The science of
revealed reality.
How we turn what consumers actually do — not what they say they do — into structural certainty for the boardroom.
Revealed over stated.
Always.
The fastest way to get a category wrong is to ask consumers what they think. Stated preference is filtered through ego, fashion, and what people believe they should say. Revealed preference is what they actually do — what they search for, watch, buy, and complain about afterwards.
Urchin works only with the second. We don’t run surveys. We don’t field panels. We map the deep floor of the category — the heavy preferences that move slowly and matter most — by observing behaviour at scale.
We bypass stated opinion to map the deep floor of the market — the structural truths underneath the surface chatter.
We isolate the slow-moving, heavy-weight preferences that define long-term category shifts — not fleeting trends.
Four ways to observe
what consumers actually do.
Urchin operates as an omnidirectional sensor. Millions of data points across four behaviourally distinct signal types — each capturing a different layer of what the consumer reveals.
What consumers actively look for and aspire to.
Verified search demand from over two billion queries. Long-tail problem statements, head-term aspirations, brand consideration, transactional intent. The most honest signal there is — search is what people type when no one is watching.
What consumers watch, learn, and adopt.
Native search across video and creator platforms. High-engagement themes, creator influence, brand visibility in cultural discovery. What consumers consume here predicts what they search for next.
What consumers openly discuss and question.
Forum and community surfacing through advanced search operators. Unfiltered consumer language, pain points, brand perceptions — the questions people ask peers because they won’t ask brands.
What consumers experience after the purchase.
Review and rating signals at scale. Satisfaction drivers, deal-breakers, repeat-purchase markers. The signal that closes the loop — what people say after they’ve spent.
One signal can lie. Four can’t.
Five metrics. One picture of the category.
Raw data is a liability. We translate the four signals into five calibrated metrics — three foundational, two derived — that together describe a category’s commercial physics.
Demand Index
How much commercially actionable energy exists in this category right now? Not raw search volume, not GMV, not ad spend — the calibrated, intent-weighted volume of what consumers genuinely want, benchmarked across categories so it stays comparable.
Engagement Readiness
Of the people in this category, what proportion are trying to fix an urgent problem right now versus just browsing? A high-readiness category converts faster. A low-readiness category needs education.
Demand Spread
Is this category driven by one hero need, or by many distinct consumer problems? Concentrated spread means a single message can win it. Wide spread means the category is fragmented and needs portfolio thinking.
Demand Over Time
Combines current size with long-term trajectory. Surfaces three distinct strategic shapes: large and growing (invest), mid-size and accelerating (strategic bet), large and stagnating (defend).
Buying Intent Index
Readiness divided by Spread. How decisive is this category’s audience relative to how fragmented it is? A high index means even a small audience converts hard. A low index means the funnel needs work.
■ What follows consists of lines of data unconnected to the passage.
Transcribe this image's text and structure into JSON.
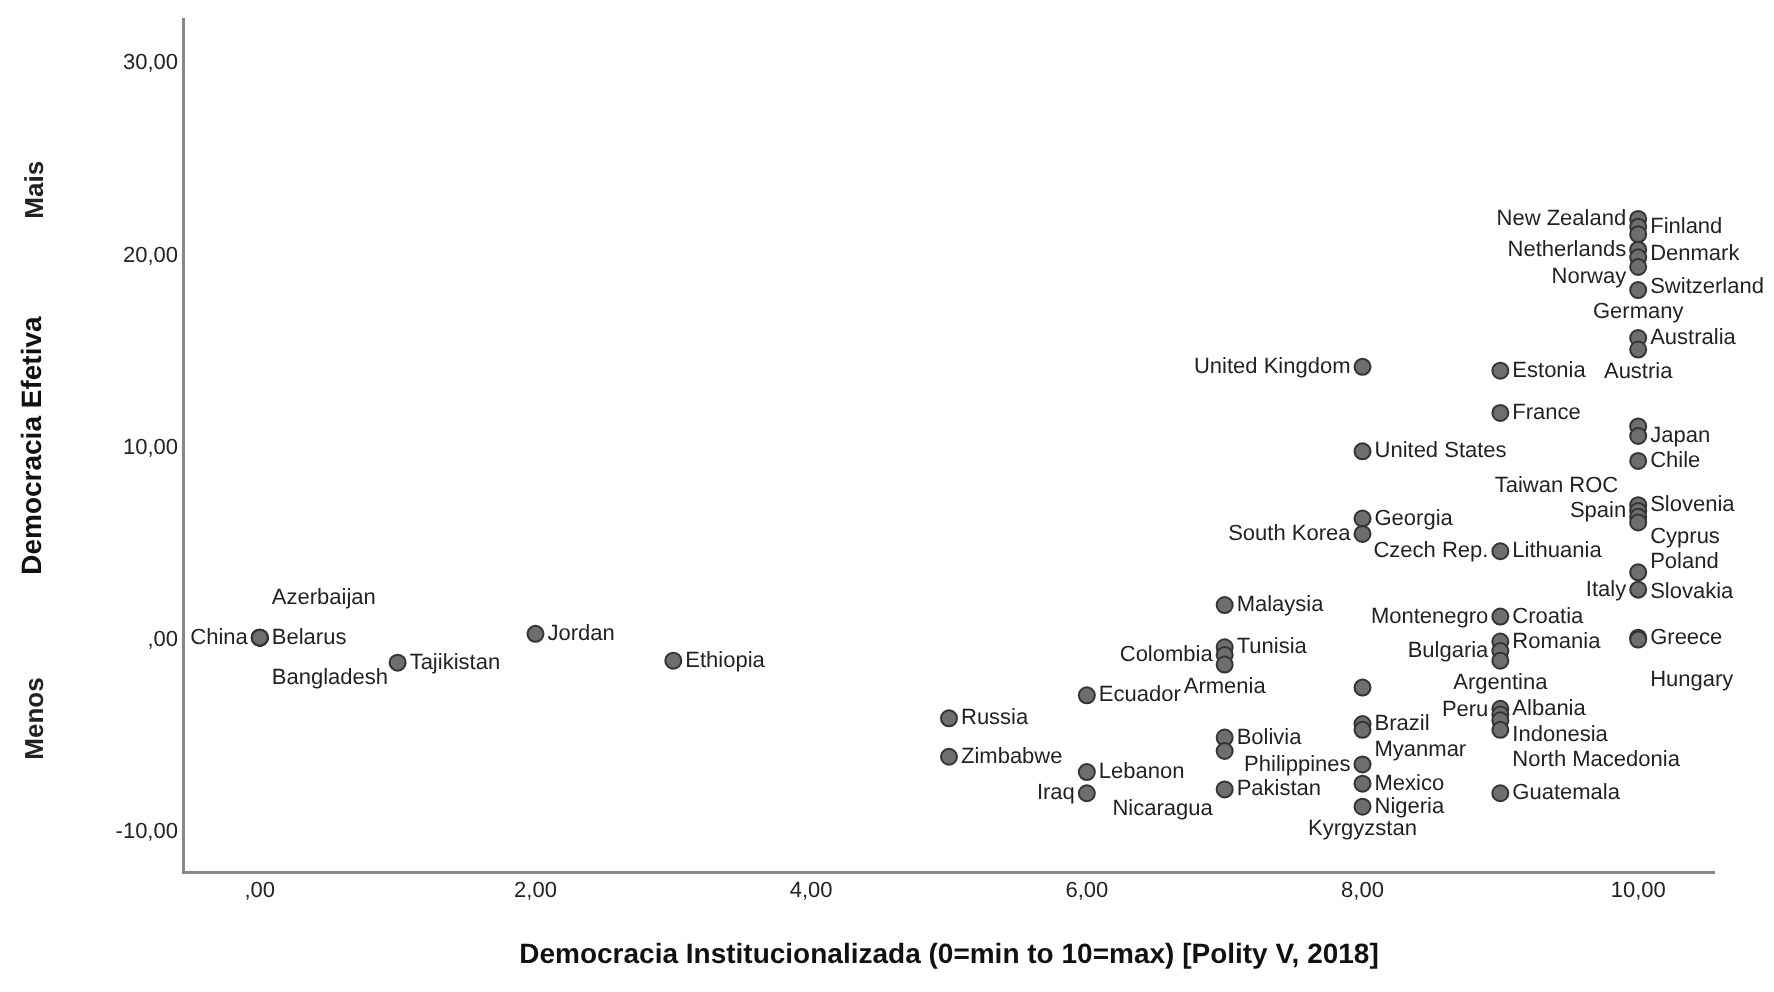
{
  "chart_data": {
    "type": "scatter",
    "xlabel": "Democracia Institucionalizada (0=min to 10=max) [Polity V, 2018]",
    "ylabel": "Democracia Efetiva",
    "xlim": [
      -0.55,
      10.55
    ],
    "ylim": [
      -12.1,
      32.3
    ],
    "xticks": [
      {
        "value": 0,
        "label": ",00"
      },
      {
        "value": 2,
        "label": "2,00"
      },
      {
        "value": 4,
        "label": "4,00"
      },
      {
        "value": 6,
        "label": "6,00"
      },
      {
        "value": 8,
        "label": "8,00"
      },
      {
        "value": 10,
        "label": "10,00"
      }
    ],
    "yticks": [
      {
        "value": -10,
        "label": "-10,00"
      },
      {
        "value": 0,
        "label": ",00"
      },
      {
        "value": 10,
        "label": "10,00"
      },
      {
        "value": 20,
        "label": "20,00"
      },
      {
        "value": 30,
        "label": "30,00"
      }
    ],
    "legend": false,
    "marker": "circle",
    "series": [
      {
        "color": "#6e6e6e",
        "x": [
          0,
          0,
          0,
          0,
          1,
          2,
          3,
          5,
          5,
          6,
          6,
          6,
          7,
          7,
          7,
          7,
          7,
          7,
          7,
          8,
          8,
          8,
          8,
          8,
          8,
          8,
          8,
          8,
          8,
          9,
          9,
          9,
          9,
          9,
          9,
          9,
          9,
          9,
          9,
          9,
          9,
          10,
          10,
          10,
          10,
          10,
          10,
          10,
          10,
          10,
          10,
          10,
          10,
          10,
          10,
          10,
          10,
          10,
          10,
          10,
          10
        ],
        "values": [
          0.1,
          0.1,
          0.1,
          0.1,
          -1.2,
          0.3,
          -1.1,
          -4.1,
          -6.1,
          -2.9,
          -6.9,
          -8.0,
          1.8,
          -0.4,
          -0.8,
          -1.3,
          -5.1,
          -5.8,
          -7.8,
          14.2,
          9.8,
          6.3,
          5.5,
          -2.5,
          -4.4,
          -4.7,
          -6.5,
          -7.5,
          -8.7,
          14.0,
          11.8,
          4.6,
          1.2,
          -0.1,
          -0.6,
          -1.1,
          -3.6,
          -3.9,
          -4.2,
          -4.7,
          -8.0,
          21.9,
          21.5,
          21.1,
          20.3,
          19.9,
          19.4,
          18.2,
          15.7,
          15.1,
          11.1,
          10.6,
          9.3,
          7.0,
          6.7,
          6.4,
          6.1,
          3.5,
          2.6,
          0.1,
          0.0
        ]
      }
    ],
    "annotations": [
      "Mais",
      "Menos",
      {
        "text": "Belarus",
        "x": 0,
        "y": 0.1
      },
      {
        "text": "China",
        "x": 0,
        "y": 0.1
      },
      {
        "text": "Azerbaijan",
        "x": 0,
        "y": 0.1
      },
      {
        "text": "Bangladesh",
        "x": 0,
        "y": 0.1
      },
      {
        "text": "Tajikistan",
        "x": 1,
        "y": -1.2
      },
      {
        "text": "Jordan",
        "x": 2,
        "y": 0.3
      },
      {
        "text": "Ethiopia",
        "x": 3,
        "y": -1.1
      },
      {
        "text": "Russia",
        "x": 5,
        "y": -4.1
      },
      {
        "text": "Zimbabwe",
        "x": 5,
        "y": -6.1
      },
      {
        "text": "Ecuador",
        "x": 6,
        "y": -2.9
      },
      {
        "text": "Lebanon",
        "x": 6,
        "y": -6.9
      },
      {
        "text": "Iraq",
        "x": 6,
        "y": -8.0
      },
      {
        "text": "Malaysia",
        "x": 7,
        "y": 1.8
      },
      {
        "text": "Tunisia",
        "x": 7,
        "y": -0.4
      },
      {
        "text": "Colombia",
        "x": 7,
        "y": -0.8
      },
      {
        "text": "Armenia",
        "x": 7,
        "y": -1.3
      },
      {
        "text": "Bolivia",
        "x": 7,
        "y": -5.1
      },
      {
        "text": "Pakistan",
        "x": 7,
        "y": -7.8
      },
      {
        "text": "Nicaragua",
        "x": 7,
        "y": -7.8
      },
      {
        "text": "United Kingdom",
        "x": 8,
        "y": 14.2
      },
      {
        "text": "United States",
        "x": 8,
        "y": 9.8
      },
      {
        "text": "Georgia",
        "x": 8,
        "y": 6.3
      },
      {
        "text": "South Korea",
        "x": 8,
        "y": 5.5
      },
      {
        "text": "Brazil",
        "x": 8,
        "y": -4.4
      },
      {
        "text": "Myanmar",
        "x": 8,
        "y": -4.7
      },
      {
        "text": "Philippines",
        "x": 8,
        "y": -6.5
      },
      {
        "text": "Mexico",
        "x": 8,
        "y": -7.5
      },
      {
        "text": "Kyrgyzstan",
        "x": 8,
        "y": -8.7
      },
      {
        "text": "Nigeria",
        "x": 8,
        "y": -8.7
      },
      {
        "text": "Estonia",
        "x": 9,
        "y": 14.0
      },
      {
        "text": "France",
        "x": 9,
        "y": 11.8
      },
      {
        "text": "Lithuania",
        "x": 9,
        "y": 4.6
      },
      {
        "text": "Czech Rep.",
        "x": 9,
        "y": 4.6
      },
      {
        "text": "Croatia",
        "x": 9,
        "y": 1.2
      },
      {
        "text": "Montenegro",
        "x": 9,
        "y": 1.2
      },
      {
        "text": "Romania",
        "x": 9,
        "y": -0.1
      },
      {
        "text": "Bulgaria",
        "x": 9,
        "y": -0.6
      },
      {
        "text": "Argentina",
        "x": 9,
        "y": -1.1
      },
      {
        "text": "Albania",
        "x": 9,
        "y": -3.6
      },
      {
        "text": "Indonesia",
        "x": 9,
        "y": -3.9
      },
      {
        "text": "North Macedonia",
        "x": 9,
        "y": -4.2
      },
      {
        "text": "Peru",
        "x": 9,
        "y": -4.7
      },
      {
        "text": "Guatemala",
        "x": 9,
        "y": -8.0
      },
      {
        "text": "New Zealand",
        "x": 10,
        "y": 21.9
      },
      {
        "text": "Finland",
        "x": 10,
        "y": 21.5
      },
      {
        "text": "Denmark",
        "x": 10,
        "y": 21.1
      },
      {
        "text": "Netherlands",
        "x": 10,
        "y": 20.3
      },
      {
        "text": "Norway",
        "x": 10,
        "y": 19.9
      },
      {
        "text": "Switzerland",
        "x": 10,
        "y": 19.4
      },
      {
        "text": "Germany",
        "x": 10,
        "y": 18.2
      },
      {
        "text": "Australia",
        "x": 10,
        "y": 15.7
      },
      {
        "text": "Austria",
        "x": 10,
        "y": 15.1
      },
      {
        "text": "Taiwan ROC",
        "x": 10,
        "y": 11.1
      },
      {
        "text": "Japan",
        "x": 10,
        "y": 10.6
      },
      {
        "text": "Chile",
        "x": 10,
        "y": 9.3
      },
      {
        "text": "Slovenia",
        "x": 10,
        "y": 7.0
      },
      {
        "text": "Spain",
        "x": 10,
        "y": 6.7
      },
      {
        "text": "Cyprus",
        "x": 10,
        "y": 6.4
      },
      {
        "text": "Poland",
        "x": 10,
        "y": 6.1
      },
      {
        "text": "Slovakia",
        "x": 10,
        "y": 3.5
      },
      {
        "text": "Italy",
        "x": 10,
        "y": 2.6
      },
      {
        "text": "Greece",
        "x": 10,
        "y": 0.1
      },
      {
        "text": "Hungary",
        "x": 10,
        "y": 0.0
      }
    ]
  }
}
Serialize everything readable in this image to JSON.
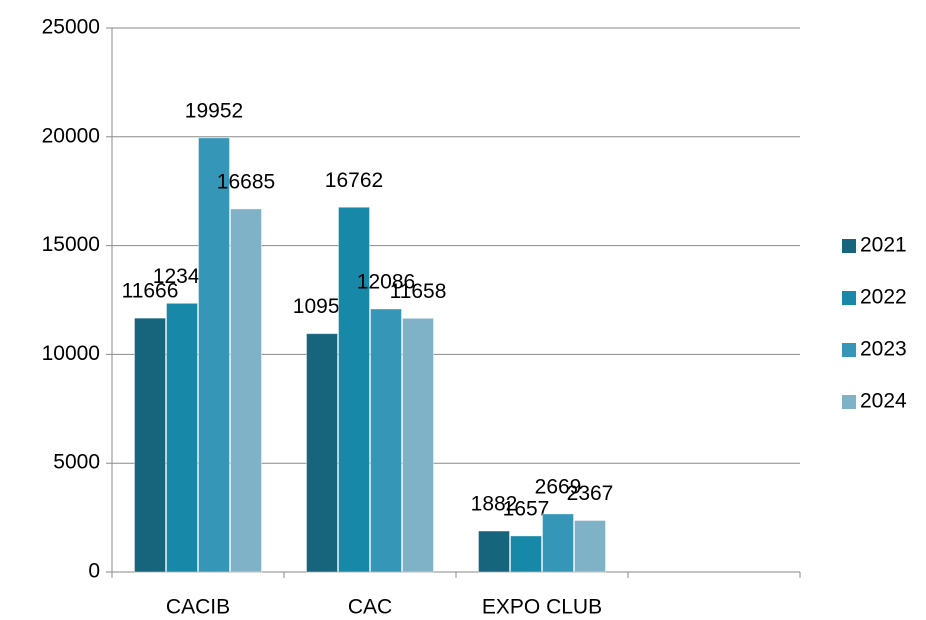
{
  "chart_data": {
    "type": "bar",
    "categories": [
      "CACIB",
      "CAC",
      "EXPO CLUB",
      null
    ],
    "series": [
      {
        "name": "2021",
        "color": "#17657d",
        "values": [
          11666,
          10953,
          1882,
          null
        ]
      },
      {
        "name": "2022",
        "color": "#1888a9",
        "values": [
          12347,
          16762,
          1657,
          null
        ]
      },
      {
        "name": "2023",
        "color": "#3596b8",
        "values": [
          19952,
          12086,
          2669,
          null
        ]
      },
      {
        "name": "2024",
        "color": "#7fb2c6",
        "values": [
          16685,
          11658,
          2367,
          null
        ]
      }
    ],
    "ylim": [
      0,
      25000
    ],
    "yticks": [
      0,
      5000,
      10000,
      15000,
      20000,
      25000
    ],
    "grid": true,
    "legend": "right"
  }
}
The picture that ends every Urchin report.
Five metrics collapse into one chart: Buying Intent Index on the horizontal, Demand Over Time on the vertical. Every category in your set lands somewhere on this grid. The quadrant tells you what to do.
Lead with these.
High scale, decisive audience, accelerating demand. Defend market share aggressively and price for premium positioning.
Hold the line.
Large category, lower decisiveness. The audience is in research mode — fix the funnel before competitors do.
Place small bets.
Small base, decisive audience. Niche but high-margin — ideal for premium sub-brands or specialist plays.
Walk away (mostly).
Structurally weak: small, fragmented, decelerating. Re-enter only if there is a specific structural reason to play.
Intelligence designed for the boardroom — a balanced, reinforced view where every signal validates the next.
Five-fold synthesis.
No signal stands alone.
Search tells you what people want. Content tells you what they’re being shown. Conversations tell you how they’re talking about it. Commerce tells you what they thought afterwards. Behavioural science tells you why. A senior analyst layer makes the call on what it all means.
Five sources. One architecture.
Geometrically sound. Impossible to tip over.